Bu kitap yüzünden, 18. ve 19. Yüzyıl Avrupasını/kadınları düşünürken, bu kitap yüzünden 21. Yüzyıl Türkiye’sini /kadınları düşünürken, en sonunda feminizmi anladım.

Yani babaları ve baba düzeni kuranları anladım.

Babamın “ya okursun ya da bir erkeğin hizmetçisi olursun” lafını, “ya kendi ayaklarının üstünde durursun ya da başkalarının ayakları altında paspas olursun” şeklinde anladım.

Yani kapitalizmi ve onun uzantısı olan emperyalizmi anladım.

Varlık yayınlarının 2004 basımı olan bu çeviri kitabını edinmekte gecikmeyin. Çünkü “ kadın ve politik gelişmeler” çerçevesine, en çok bu günlerde ihtiyacımız var. “Kadına şiddete hayır” diyen daracık çerçeveyi aşmaya, en çok bugünlerde ihtiyacımız var. Yoksa siz de benim gibi, şanslı olduğunuz, şimdiye kadar cinsiyet engelleri ile çok da boğuşmadan bir ömür yaşayabildiğiniz için, kadın sorunun gerçek boyutunun farkına bile varmadan ömrünüzü tamamlayabilirsiniz. Yoksa sizde benim gibi şanslı olduğunuz, demokrasiye doğduğunuz, şimdiye kadar otokrasi engelleri ile sınırlandırılmadan yaşayabildiğiniz için, özgürlük sorununun gerçek boyutunun farkına bile varmadan ömrünüzü tamamlayabilirsiniz.

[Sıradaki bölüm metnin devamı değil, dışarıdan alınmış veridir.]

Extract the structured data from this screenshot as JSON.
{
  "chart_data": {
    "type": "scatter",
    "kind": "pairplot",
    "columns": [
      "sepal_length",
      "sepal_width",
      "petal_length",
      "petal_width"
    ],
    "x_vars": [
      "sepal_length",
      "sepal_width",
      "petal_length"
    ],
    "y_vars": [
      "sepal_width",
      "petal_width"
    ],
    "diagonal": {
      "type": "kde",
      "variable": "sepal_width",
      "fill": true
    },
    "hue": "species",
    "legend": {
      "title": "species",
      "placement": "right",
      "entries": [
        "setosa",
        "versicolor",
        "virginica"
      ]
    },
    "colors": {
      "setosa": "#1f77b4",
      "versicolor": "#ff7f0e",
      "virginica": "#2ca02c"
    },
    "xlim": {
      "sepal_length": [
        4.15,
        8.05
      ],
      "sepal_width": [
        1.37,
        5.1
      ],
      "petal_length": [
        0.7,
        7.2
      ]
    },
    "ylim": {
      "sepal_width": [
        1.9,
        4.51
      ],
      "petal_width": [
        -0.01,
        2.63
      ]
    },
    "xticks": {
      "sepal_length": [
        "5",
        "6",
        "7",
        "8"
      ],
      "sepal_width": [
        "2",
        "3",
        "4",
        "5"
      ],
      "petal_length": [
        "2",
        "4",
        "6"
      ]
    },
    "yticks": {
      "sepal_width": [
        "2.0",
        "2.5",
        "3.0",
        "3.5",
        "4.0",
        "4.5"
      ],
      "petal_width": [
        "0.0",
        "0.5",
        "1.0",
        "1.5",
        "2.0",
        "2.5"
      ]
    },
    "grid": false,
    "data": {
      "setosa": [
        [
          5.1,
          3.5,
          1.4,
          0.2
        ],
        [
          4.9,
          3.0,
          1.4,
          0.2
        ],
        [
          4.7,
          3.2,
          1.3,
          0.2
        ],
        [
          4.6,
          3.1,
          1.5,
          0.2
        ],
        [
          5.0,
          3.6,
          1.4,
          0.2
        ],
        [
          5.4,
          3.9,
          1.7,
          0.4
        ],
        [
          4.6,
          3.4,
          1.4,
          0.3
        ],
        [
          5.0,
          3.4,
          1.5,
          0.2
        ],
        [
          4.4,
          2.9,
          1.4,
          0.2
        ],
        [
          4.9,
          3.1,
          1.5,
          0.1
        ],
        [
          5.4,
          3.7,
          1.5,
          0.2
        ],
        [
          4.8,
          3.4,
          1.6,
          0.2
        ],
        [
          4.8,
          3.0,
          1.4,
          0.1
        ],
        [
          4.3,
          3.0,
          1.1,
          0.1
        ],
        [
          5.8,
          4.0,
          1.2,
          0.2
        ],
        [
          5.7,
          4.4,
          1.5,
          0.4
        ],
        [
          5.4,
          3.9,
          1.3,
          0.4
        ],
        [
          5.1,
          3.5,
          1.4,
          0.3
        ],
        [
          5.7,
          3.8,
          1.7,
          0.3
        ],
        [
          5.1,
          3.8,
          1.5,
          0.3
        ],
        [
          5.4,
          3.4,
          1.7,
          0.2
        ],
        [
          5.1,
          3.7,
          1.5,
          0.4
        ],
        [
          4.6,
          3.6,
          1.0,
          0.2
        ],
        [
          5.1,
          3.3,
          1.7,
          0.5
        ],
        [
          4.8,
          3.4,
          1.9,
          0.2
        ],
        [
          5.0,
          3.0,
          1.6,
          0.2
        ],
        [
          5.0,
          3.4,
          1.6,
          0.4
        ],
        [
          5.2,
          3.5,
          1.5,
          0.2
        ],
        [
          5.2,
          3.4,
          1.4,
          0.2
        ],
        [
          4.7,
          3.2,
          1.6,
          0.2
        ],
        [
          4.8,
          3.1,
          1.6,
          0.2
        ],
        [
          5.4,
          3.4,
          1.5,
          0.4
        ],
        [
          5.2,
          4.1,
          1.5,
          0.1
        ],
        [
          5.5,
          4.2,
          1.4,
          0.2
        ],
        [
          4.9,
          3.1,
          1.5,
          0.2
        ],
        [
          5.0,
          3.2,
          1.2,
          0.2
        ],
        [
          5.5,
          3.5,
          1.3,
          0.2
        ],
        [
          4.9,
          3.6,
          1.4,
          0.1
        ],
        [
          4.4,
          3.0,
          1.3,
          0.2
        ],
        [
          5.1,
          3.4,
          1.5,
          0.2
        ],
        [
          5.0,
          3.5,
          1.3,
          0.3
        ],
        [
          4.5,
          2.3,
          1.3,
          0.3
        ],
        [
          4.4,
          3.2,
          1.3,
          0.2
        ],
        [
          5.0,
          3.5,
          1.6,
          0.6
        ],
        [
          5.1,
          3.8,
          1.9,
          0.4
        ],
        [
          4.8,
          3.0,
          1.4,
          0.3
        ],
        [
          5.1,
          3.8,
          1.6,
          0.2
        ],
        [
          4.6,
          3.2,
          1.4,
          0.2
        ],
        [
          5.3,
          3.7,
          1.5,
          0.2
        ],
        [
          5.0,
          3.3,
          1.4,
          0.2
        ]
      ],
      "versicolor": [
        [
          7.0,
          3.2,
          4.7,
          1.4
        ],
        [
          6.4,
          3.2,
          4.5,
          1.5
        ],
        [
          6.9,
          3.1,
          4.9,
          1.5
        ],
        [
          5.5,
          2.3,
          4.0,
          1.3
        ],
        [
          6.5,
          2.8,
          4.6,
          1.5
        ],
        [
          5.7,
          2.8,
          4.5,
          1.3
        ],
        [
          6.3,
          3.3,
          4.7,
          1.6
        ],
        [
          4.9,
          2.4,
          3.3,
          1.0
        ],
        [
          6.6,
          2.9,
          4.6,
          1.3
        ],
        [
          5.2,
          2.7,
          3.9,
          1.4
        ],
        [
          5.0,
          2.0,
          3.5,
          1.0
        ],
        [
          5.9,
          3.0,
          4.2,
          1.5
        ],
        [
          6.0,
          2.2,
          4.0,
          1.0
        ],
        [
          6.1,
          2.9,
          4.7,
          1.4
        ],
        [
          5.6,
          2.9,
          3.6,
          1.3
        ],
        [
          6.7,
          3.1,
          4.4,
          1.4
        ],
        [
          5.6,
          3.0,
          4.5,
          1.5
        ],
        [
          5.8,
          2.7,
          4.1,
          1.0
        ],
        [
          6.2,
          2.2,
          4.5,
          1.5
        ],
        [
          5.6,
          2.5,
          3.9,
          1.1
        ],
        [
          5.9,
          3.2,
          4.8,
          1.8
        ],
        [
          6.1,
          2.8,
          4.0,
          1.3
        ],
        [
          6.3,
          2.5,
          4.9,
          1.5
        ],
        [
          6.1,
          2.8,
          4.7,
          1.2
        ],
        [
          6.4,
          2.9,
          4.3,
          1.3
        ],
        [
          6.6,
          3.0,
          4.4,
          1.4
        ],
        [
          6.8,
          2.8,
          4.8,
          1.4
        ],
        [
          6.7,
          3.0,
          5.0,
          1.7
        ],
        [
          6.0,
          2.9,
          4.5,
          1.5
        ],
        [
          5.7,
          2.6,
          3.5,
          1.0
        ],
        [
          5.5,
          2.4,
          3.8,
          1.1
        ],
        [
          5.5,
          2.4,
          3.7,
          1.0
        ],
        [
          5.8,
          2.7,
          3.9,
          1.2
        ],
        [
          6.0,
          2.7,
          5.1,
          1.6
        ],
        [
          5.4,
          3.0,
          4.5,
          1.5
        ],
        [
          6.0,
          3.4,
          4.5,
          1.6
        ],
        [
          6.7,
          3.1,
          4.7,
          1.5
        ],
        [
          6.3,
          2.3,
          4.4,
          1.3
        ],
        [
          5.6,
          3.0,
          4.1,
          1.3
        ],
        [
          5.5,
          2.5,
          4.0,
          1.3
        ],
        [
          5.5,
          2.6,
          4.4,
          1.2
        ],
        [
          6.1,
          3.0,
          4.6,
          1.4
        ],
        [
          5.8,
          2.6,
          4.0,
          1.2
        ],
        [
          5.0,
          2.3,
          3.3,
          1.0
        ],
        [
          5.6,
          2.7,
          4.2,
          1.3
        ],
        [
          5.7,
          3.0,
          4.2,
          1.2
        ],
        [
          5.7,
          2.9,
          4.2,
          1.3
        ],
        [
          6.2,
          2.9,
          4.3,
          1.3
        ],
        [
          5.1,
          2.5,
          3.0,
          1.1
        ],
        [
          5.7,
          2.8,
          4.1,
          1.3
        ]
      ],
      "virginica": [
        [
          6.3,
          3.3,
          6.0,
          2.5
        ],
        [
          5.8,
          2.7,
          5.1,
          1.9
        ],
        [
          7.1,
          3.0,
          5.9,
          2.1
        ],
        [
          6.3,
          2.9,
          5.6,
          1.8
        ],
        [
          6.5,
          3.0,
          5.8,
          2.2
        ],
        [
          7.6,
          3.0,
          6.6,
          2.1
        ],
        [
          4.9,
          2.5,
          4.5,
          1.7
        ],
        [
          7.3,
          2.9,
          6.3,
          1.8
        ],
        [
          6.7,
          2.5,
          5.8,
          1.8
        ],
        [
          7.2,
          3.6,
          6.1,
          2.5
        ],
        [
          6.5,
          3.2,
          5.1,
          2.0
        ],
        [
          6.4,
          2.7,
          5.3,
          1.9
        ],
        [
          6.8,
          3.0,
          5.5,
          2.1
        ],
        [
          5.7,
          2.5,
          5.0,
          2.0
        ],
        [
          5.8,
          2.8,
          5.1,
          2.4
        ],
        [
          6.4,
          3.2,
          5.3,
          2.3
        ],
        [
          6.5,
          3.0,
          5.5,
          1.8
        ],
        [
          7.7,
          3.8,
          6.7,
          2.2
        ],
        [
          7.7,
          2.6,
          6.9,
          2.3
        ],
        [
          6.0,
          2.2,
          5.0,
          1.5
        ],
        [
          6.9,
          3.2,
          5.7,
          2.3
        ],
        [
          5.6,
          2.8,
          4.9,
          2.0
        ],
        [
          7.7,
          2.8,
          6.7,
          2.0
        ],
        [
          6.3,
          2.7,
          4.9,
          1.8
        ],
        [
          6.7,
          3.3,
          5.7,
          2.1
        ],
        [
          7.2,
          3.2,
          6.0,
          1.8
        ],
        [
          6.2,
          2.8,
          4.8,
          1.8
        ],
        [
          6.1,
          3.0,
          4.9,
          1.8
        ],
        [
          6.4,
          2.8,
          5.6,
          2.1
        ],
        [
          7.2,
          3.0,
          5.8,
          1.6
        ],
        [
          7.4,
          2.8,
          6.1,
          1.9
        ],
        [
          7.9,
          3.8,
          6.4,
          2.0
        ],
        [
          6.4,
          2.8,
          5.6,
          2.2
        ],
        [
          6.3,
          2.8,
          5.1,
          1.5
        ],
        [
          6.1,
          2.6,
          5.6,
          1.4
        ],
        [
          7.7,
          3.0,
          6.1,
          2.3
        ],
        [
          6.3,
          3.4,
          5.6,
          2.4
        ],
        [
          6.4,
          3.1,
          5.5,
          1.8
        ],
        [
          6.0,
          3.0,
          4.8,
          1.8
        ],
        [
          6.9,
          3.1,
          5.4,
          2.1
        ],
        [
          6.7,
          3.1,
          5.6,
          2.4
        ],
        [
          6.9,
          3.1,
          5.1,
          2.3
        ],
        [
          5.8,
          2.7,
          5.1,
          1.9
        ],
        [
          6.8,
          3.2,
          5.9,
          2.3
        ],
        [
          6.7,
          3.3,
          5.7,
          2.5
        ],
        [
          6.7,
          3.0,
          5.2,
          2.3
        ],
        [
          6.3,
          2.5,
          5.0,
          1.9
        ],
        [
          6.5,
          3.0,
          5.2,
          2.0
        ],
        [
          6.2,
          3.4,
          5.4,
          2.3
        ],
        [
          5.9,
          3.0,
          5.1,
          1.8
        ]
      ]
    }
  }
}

Ben zaten biliyorum, diyorsanız siz bilirsiniz: Feminen olmakla feminist olmanın farkına, demokraside yaşamakla demokrat olma farkına, insan doğmakla insan olma farkına hatta bilgi ile bilinç farkına falan değinecek değilim.

Çekmeyen bilmez derler, doğruymuş. Ben bugün, neden gerçek bir feminist ol(a)madığımı anladım. Ben bugün, neden gerçek bir demokrat ol(a)madığımı anladım. Bu kadınların yaşam öykülerinin açtığı pencereden bakmak, benim bilgi hazineme bir dolu inci ekledi. Biraz daha zenginleştim. Siz de zenginleşin isterim.


5 Haziran 2015

Bu kitabı bana hediye eden kadın cerrah Lakme’ye, ilhamı için teşekkürlerimle.